Open RAN—short for Open Radio Access Network—is a more flexible approach to wireless infrastructure than the industry has deployed for decades. According to The Verge, the $42.3 million federal grant will “further the development of the 5G Open RAN (O-RAN) standard that would allow wireless providers to mix and match cellular hardware and software, opening up a bigger market for third-party equipment that’s cheaper and interoperable.”

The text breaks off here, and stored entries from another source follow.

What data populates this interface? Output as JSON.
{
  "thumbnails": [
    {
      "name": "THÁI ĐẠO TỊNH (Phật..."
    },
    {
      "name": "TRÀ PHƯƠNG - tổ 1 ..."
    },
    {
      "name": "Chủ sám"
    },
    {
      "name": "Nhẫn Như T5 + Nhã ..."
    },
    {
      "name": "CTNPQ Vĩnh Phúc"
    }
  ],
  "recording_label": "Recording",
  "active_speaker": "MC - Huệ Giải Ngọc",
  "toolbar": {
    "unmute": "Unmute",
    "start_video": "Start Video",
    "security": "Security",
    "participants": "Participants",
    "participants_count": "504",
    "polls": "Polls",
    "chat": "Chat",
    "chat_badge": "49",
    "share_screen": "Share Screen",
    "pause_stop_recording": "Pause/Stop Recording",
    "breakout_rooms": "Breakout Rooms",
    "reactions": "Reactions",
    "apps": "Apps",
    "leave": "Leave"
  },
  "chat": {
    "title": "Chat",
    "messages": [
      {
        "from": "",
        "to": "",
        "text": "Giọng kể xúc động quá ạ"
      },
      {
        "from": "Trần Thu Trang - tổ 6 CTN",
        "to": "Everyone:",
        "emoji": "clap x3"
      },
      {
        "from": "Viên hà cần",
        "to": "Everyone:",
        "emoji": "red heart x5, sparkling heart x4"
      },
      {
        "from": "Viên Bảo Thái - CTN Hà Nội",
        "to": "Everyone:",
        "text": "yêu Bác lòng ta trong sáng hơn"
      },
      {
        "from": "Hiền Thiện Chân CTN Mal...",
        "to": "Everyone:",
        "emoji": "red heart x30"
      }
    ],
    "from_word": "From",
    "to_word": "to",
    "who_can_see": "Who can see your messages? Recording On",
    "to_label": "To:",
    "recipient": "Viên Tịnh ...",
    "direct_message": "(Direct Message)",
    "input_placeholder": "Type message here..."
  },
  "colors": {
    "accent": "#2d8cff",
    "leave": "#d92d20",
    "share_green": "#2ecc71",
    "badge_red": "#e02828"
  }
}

Robert Soni, VP of RAN technology at AT&T, wrote in a blog post that his company is “excited about how this research will bolster our own efforts to build Open RAN into our network at scale. But we also see it as an important step to advance Open RAN generally, since it will secure input and perspective from more than one wireless provider and help ensure the lessons are available to operators around the world.”

Consortium includes top industry players—and academics as close as at UTD

“The best way to assess integration across the industry is to go big—which is why AT&T and Verizon came together to assemble a broad consortium that includes not only other major network operators like Jio and Docomo but also a wide range of vendors,” Soni added in his blog post. “Beyond traditional suppliers like Ericsson, Nokia and Samsung, this consortium will include alternative vendors like Fujitsu, Mavenir, Dell Technologies, Intel, Radisys, Rakuten, Red Hat, VMWare by Broadcom, and Wind River Systems—all potential additions to an open and interoperable radio access network.

The consortium will be leaning on the expertise of academic members as well, including experts from the University of Texas at Dallas, Virginia Tech, Northeastern University, Iowa State University, Rutgers University, and Idaho National Labs.

News follows AT&T’s announcement of Open RAN collaboration with Ericsson

News of the consortium and R&D facility in Dallas follows AT&T’s December announcement of a new collaboration with Ericsson “to deploy, at scale,” Open RAN products at AT&T cell sites. In addition to increasing the AT&T network’s efficiency and agility, the Ericsson agreement “creates a foundation that enables us to deploy hardware and software components from alternative vendors without undermining the performance of our already existing network,” AT&T said in December.

As a result of its December announcement involving Ericsson, AT&T said it expects to move 70% of its wireless traffic to open infrastructure by 2026.